Audi SQ5 3.0 V6 TFSI 354
- List price when new £51,200
- Price today £42,300
- Available from 2017-present
The SQ5 is a classy and practical large SUV with mammoth performance and a huge thirst
- List price when new £49,005
- Price today £39,500
- Available from 2016-present
The GLC 43 is fast and practical and makes a lovely noise, but can it compare with the plush SQ5?
Price today is based on a 2017 model with average mileage and full service history, correct at time of writing
It’s funny how things come full circle. A decade ago, if you wanted a fast SUV it simply had to have a whacking great petrol engine. But just a few years ago you’d have been viewed as very eccentric if you opted for anything other than diesel power.
Well, diesel may not be completely off the menu at the moment, but it’s certainly a less appetising proposition than it has been for a long time. And that probably explains why Audi took the decision to swap diesel for petrol power in its high-performance SQ5, when it launched this version back in 2017. The 3.0-litre twin-turbocharged V6 under the bonnet pumped out a formidable 349bhp and yet still promised a respectable 34mpg.
The Mercedes-AMG GLC 43 is an SUV very much in the same mould. However, its 3.0-litre turbocharged V6 packs an even bigger punch than the Audi’s (at 362bhp), hinting at more eye-widening acceleration. Both these cars have been around for more than a couple of years now, and buyers looking for a fast and sporting SUV could do a lot worse than take a look at a used example of either car. But which one makes the most sense? Read on to find out.
What are they like to drive?
Curiously, despite being lighter and a lot more powerful than the previous diesel SQ5, this new petrol model is, by Audi’s own admission, slightly slower out of the blocks. ‘Slower’ is, of course, a relative term, because this is still a seriously quick car that we managed to launch to 60mph from rest in 5.4sec. The GLC is quicker, though. Much quicker. It catapulted itself to 60mph in just 4.9sec and dishes out a bigger adrenaline hit when you put your foot down. Yes, that’s partly because it gives you a bigger shove in the back, but also because the GLC’s engine howls away more evocatively. Well, at least you’d be forgiven for thinking it was the engine making all the noise; some of it actually comes through the speakers, but it doesn’t sound at all like a computer game.

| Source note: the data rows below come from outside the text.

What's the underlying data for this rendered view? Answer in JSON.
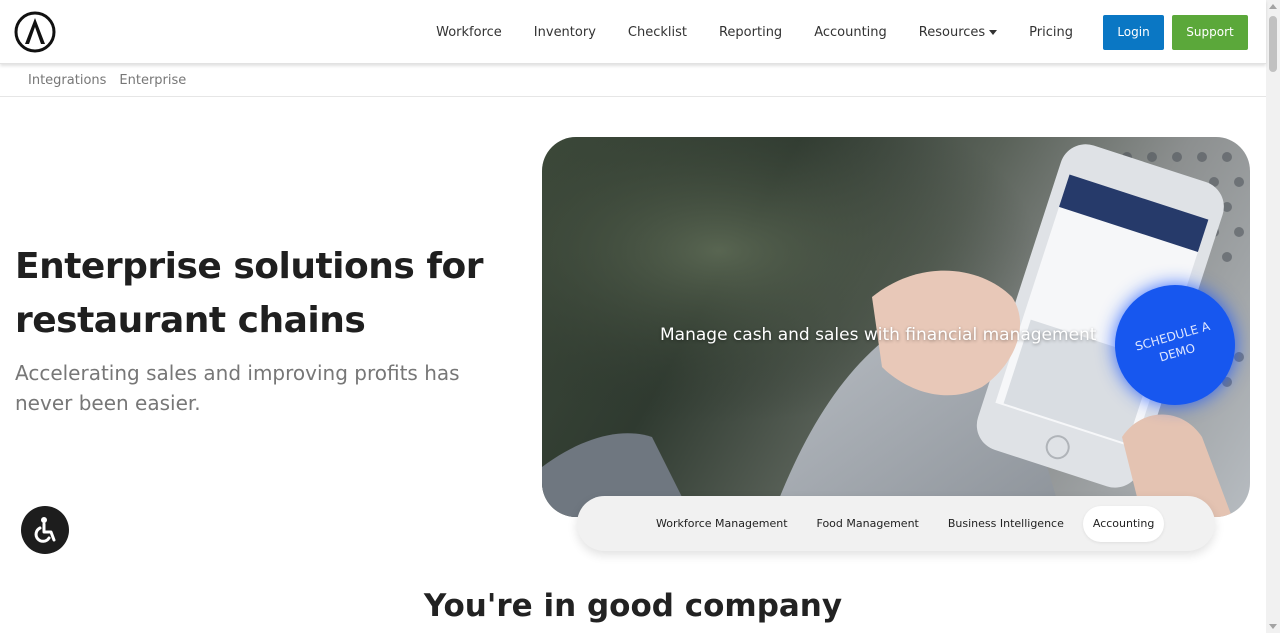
{
  "nav": {
    "items": [
      "Workforce",
      "Inventory",
      "Checklist",
      "Reporting",
      "Accounting",
      "Resources",
      "Pricing"
    ],
    "login_label": "Login",
    "support_label": "Support"
  },
  "subnav": {
    "items": [
      "Integrations",
      "Enterprise"
    ]
  },
  "hero": {
    "title": "Enterprise solutions for restaurant chains",
    "subtitle": "Accelerating sales and improving profits has never been easier."
  },
  "card": {
    "caption": "Manage cash and sales with financial management",
    "demo_label": "SCHEDULE A DEMO"
  },
  "tabs": {
    "items": [
      "Workforce Management",
      "Food Management",
      "Business Intelligence",
      "Accounting"
    ],
    "active": "Accounting"
  },
  "section": {
    "title": "You're in good company"
  },
  "colors": {
    "login": "#0a77c4",
    "support": "#5ba83a",
    "demo_badge": "#1757ef"
  },
  "icons": {
    "logo": "logo-icon",
    "accessibility": "accessibility-icon",
    "resources_dropdown": "caret-down-icon"
  }
}
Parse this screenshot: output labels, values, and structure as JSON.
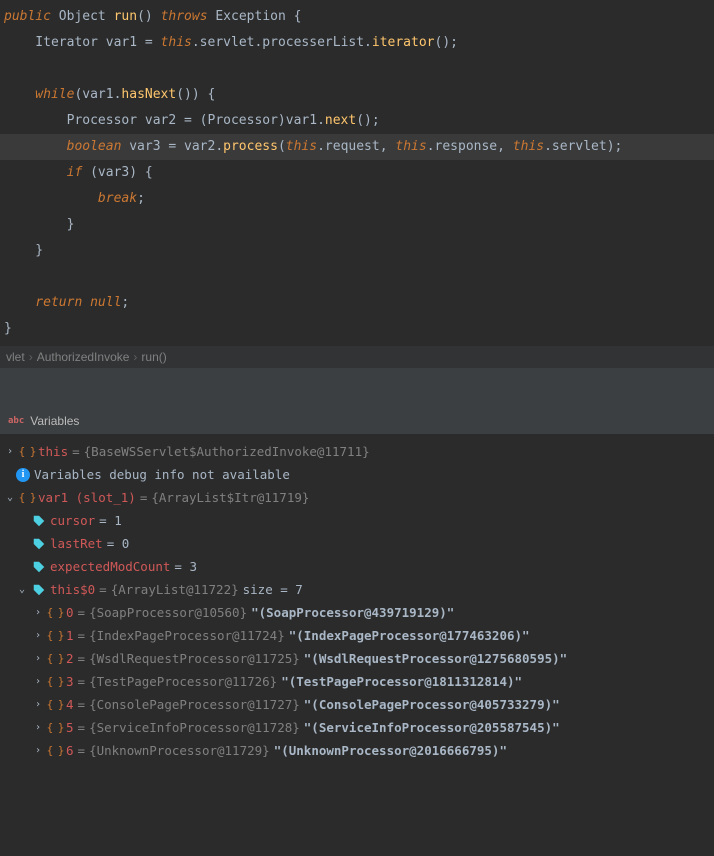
{
  "code": {
    "l1_public": "public",
    "l1_object": " Object ",
    "l1_run": "run",
    "l1_params": "() ",
    "l1_throws": "throws",
    "l1_exception": " Exception {",
    "l2": "    Iterator var1 = ",
    "l2_this": "this",
    "l2_rest": ".servlet.processerList.",
    "l2_iter": "iterator",
    "l2_end": "();",
    "l3": "",
    "l4_while": "    while",
    "l4_cond": "(var1.",
    "l4_hasnext": "hasNext",
    "l4_end": "()) {",
    "l5": "        Processor var2 = (Processor)var1.",
    "l5_next": "next",
    "l5_end": "();",
    "l6_bool": "        boolean",
    "l6_mid": " var3 = var2.",
    "l6_process": "process",
    "l6_open": "(",
    "l6_this1": "this",
    "l6_req": ".request, ",
    "l6_this2": "this",
    "l6_resp": ".response, ",
    "l6_this3": "this",
    "l6_serv": ".servlet);",
    "l7_if": "        if ",
    "l7_cond": "(var3) {",
    "l8_break": "            break",
    "l8_semi": ";",
    "l9": "        }",
    "l10": "    }",
    "l11": "",
    "l12_ret": "    return null",
    "l12_semi": ";",
    "l13": "}"
  },
  "breadcrumb": {
    "p1": "vlet",
    "p2": "AuthorizedInvoke",
    "p3": "run()"
  },
  "vars_title": "Variables",
  "vars": {
    "this_name": "this",
    "this_eq": " = ",
    "this_type": "{BaseWSServlet$AuthorizedInvoke@11711}",
    "info_text": "Variables debug info not available",
    "var1_name": "var1 (slot_1)",
    "var1_eq": " = ",
    "var1_type": "{ArrayList$Itr@11719}",
    "cursor_name": "cursor",
    "cursor_val": " = 1",
    "lastret_name": "lastRet",
    "lastret_val": " = 0",
    "expected_name": "expectedModCount",
    "expected_val": " = 3",
    "this0_name": "this$0",
    "this0_eq": " = ",
    "this0_type": "{ArrayList@11722}",
    "this0_size": "  size = 7",
    "items": [
      {
        "idx": "0",
        "type": "{SoapProcessor@10560}",
        "val": "\"(SoapProcessor@439719129)\""
      },
      {
        "idx": "1",
        "type": "{IndexPageProcessor@11724}",
        "val": "\"(IndexPageProcessor@177463206)\""
      },
      {
        "idx": "2",
        "type": "{WsdlRequestProcessor@11725}",
        "val": "\"(WsdlRequestProcessor@1275680595)\""
      },
      {
        "idx": "3",
        "type": "{TestPageProcessor@11726}",
        "val": "\"(TestPageProcessor@1811312814)\""
      },
      {
        "idx": "4",
        "type": "{ConsolePageProcessor@11727}",
        "val": "\"(ConsolePageProcessor@405733279)\""
      },
      {
        "idx": "5",
        "type": "{ServiceInfoProcessor@11728}",
        "val": "\"(ServiceInfoProcessor@205587545)\""
      },
      {
        "idx": "6",
        "type": "{UnknownProcessor@11729}",
        "val": "\"(UnknownProcessor@2016666795)\""
      }
    ]
  }
}
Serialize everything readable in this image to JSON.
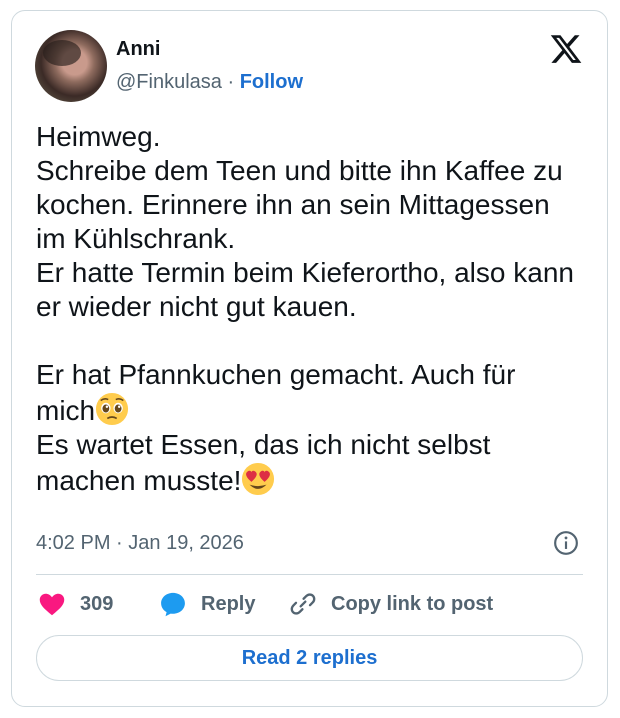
{
  "author": {
    "name": "Anni",
    "handle": "@Finkulasa",
    "separator": " · ",
    "follow_label": "Follow"
  },
  "tweet": {
    "text_main": "Heimweg.\nSchreibe dem Teen und bitte ihn Kaffee zu kochen. Erinnere ihn an sein Mittagessen im Kühlschrank.\nEr hatte Termin beim Kieferortho, also kann er wieder nicht gut kauen.\n\nEr hat Pfannkuchen gemacht. Auch für mich",
    "emoji_1": "pleading-face-emoji",
    "text_line2": "\nEs wartet Essen, das ich nicht selbst machen musste!",
    "emoji_2": "heart-eyes-emoji"
  },
  "meta": {
    "time": "4:02 PM",
    "separator": " · ",
    "date": "Jan 19, 2026"
  },
  "actions": {
    "like_count": "309",
    "reply_label": "Reply",
    "copy_label": "Copy link to post"
  },
  "read_replies_label": "Read 2 replies",
  "icons": {
    "brand": "x-logo-icon",
    "info": "info-icon",
    "like": "heart-icon",
    "reply": "speech-bubble-icon",
    "copy": "link-icon"
  },
  "colors": {
    "link": "#1d6fcf",
    "like": "#f91880",
    "reply": "#1d9bf0",
    "muted": "#536471",
    "border": "#cfd9de"
  }
}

Audi has used the same trick to ‘enhance’ the sound of the SQ5’s engine, but the noise isn’t as loud or as tuneful and doesn’t encourage you to squeeze your right foot at every available opportunity. If you’re thinking you wouldn’t be that churlish anyway, then the SQ5 is certainly the more peaceful option. But if that is your mindset, you’d be better off buying an altogether less performance-focused SUV.
You might have heard that modern sports SUVs handle just as well as sports cars. Well, the truth is, they don’t – although that’s not to say you can’t have fun on a country road. In fact, considering that both of our contenders weigh the best part of two tonnes, they go around corners remarkably nimbly. Which model is best depends on how quickly you’re going: when you’re just driving briskly, the GLC turns in sharply and feels stable, while its steering communicates surprisingly well. The SQ5 is composed but rather sterile by comparison.

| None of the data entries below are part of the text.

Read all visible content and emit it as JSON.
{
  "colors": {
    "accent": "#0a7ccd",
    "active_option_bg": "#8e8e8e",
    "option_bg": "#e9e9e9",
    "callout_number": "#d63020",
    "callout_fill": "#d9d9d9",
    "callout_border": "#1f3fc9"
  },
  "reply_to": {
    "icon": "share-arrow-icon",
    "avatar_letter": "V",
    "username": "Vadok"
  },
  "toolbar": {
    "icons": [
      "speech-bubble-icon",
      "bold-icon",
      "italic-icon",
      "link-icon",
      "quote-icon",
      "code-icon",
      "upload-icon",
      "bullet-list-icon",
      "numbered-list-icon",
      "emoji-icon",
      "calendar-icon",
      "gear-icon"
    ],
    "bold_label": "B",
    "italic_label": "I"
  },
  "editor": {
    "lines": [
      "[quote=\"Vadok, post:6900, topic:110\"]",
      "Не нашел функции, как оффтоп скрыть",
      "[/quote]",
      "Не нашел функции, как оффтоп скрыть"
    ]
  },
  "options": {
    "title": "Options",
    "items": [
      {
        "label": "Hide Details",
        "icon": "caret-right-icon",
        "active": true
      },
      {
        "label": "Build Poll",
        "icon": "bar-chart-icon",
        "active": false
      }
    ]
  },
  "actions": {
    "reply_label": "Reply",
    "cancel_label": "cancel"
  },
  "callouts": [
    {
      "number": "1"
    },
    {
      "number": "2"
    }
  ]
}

Push harder and the tables turn. You quickly realise the SQ5 has much more grip to exploit and its nose stays stuck resolutely to your chosen line at surprisingly high speeds. Meanwhile, the GLC begins to come unstuck: its nose feels heavier and its front tyres aren’t as eager to go where you’re trying to steer them. The car’s electronics are also too intrusive, holding back the engine’s power and stopping you from accelerating out of slower corners, allowing the SQ5 to romp away into the distance.

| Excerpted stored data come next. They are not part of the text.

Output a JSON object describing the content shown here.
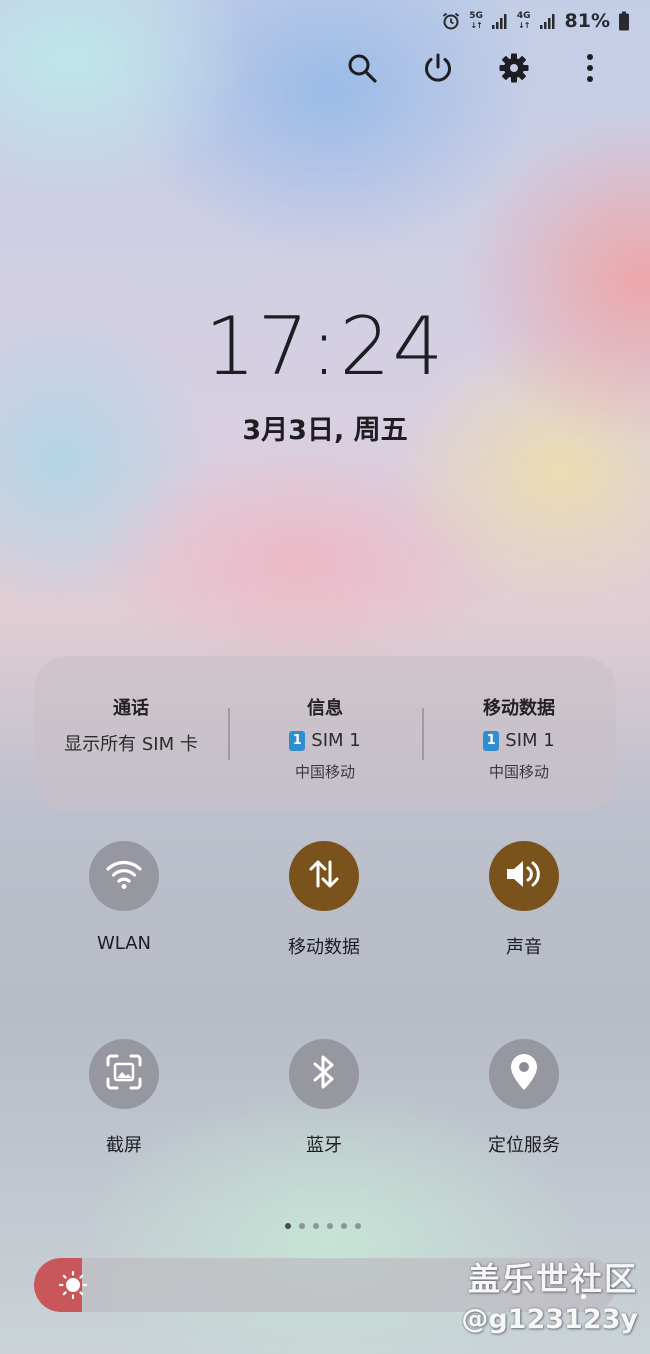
{
  "status_bar": {
    "network_1": "5G",
    "network_2": "4G",
    "battery_percent": "81%",
    "icons": [
      "alarm-icon",
      "signal-icon",
      "battery-icon"
    ]
  },
  "action_bar": {
    "icons": [
      "search-icon",
      "power-icon",
      "gear-icon",
      "more-vertical-icon"
    ]
  },
  "clock": {
    "time": "17:24",
    "date": "3月3日, 周五"
  },
  "sim_panel": {
    "call": {
      "title": "通话",
      "value": "显示所有 SIM 卡"
    },
    "messages": {
      "title": "信息",
      "sim": "SIM 1",
      "sim_number": "1",
      "carrier": "中国移动"
    },
    "mobile_data": {
      "title": "移动数据",
      "sim": "SIM 1",
      "sim_number": "1",
      "carrier": "中国移动"
    }
  },
  "toggles": [
    {
      "label": "WLAN",
      "icon": "wifi-icon",
      "active": false
    },
    {
      "label": "移动数据",
      "icon": "data-transfer-icon",
      "active": true
    },
    {
      "label": "声音",
      "icon": "speaker-icon",
      "active": true
    },
    {
      "label": "截屏",
      "icon": "screenshot-icon",
      "active": false
    },
    {
      "label": "蓝牙",
      "icon": "bluetooth-icon",
      "active": false
    },
    {
      "label": "定位服务",
      "icon": "location-pin-icon",
      "active": false
    }
  ],
  "pagination": {
    "total_pages": 6,
    "current_page": 1
  },
  "brightness": {
    "level": 0.08,
    "icon": "sun-icon"
  },
  "watermark": {
    "line1": "盖乐世社区",
    "line2": "@g123123y"
  },
  "colors": {
    "toggle_active": "#7a531c",
    "toggle_inactive": "#8c8c94",
    "brightness_fill": "#c8565b",
    "sim_badge": "#2e8ed0"
  }
}
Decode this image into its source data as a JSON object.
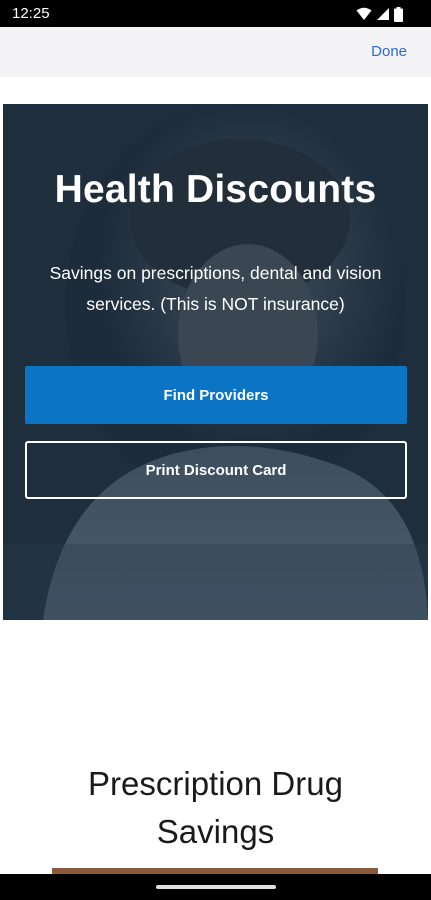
{
  "status_bar": {
    "time": "12:25",
    "icons": [
      "wifi-icon",
      "signal-icon",
      "battery-icon"
    ]
  },
  "header": {
    "done_label": "Done",
    "done_color": "#2b6ad6"
  },
  "hero": {
    "title": "Health Discounts",
    "subtitle": "Savings on prescriptions, dental and vision services. (This is NOT insurance)",
    "primary_button_label": "Find Providers",
    "primary_button_color": "#0b74c4",
    "secondary_button_label": "Print Discount Card"
  },
  "section": {
    "title": "Prescription Drug Savings"
  }
}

These two may be at the sporty end of the SUV pyramid, but that doesn’t mean you’ll want to suffer a punishing ride. Good news: you don’t have to – even if you can’t resist the optional 21in alloys, which both of our test cars came fitted with. Our SQ5 also came with the optional air suspension and was comfortable at all speeds and on all road surfaces. The GLC gets air suspension as standard but is firmer around town; you feel your head tossing from side to side over uneven surfaces.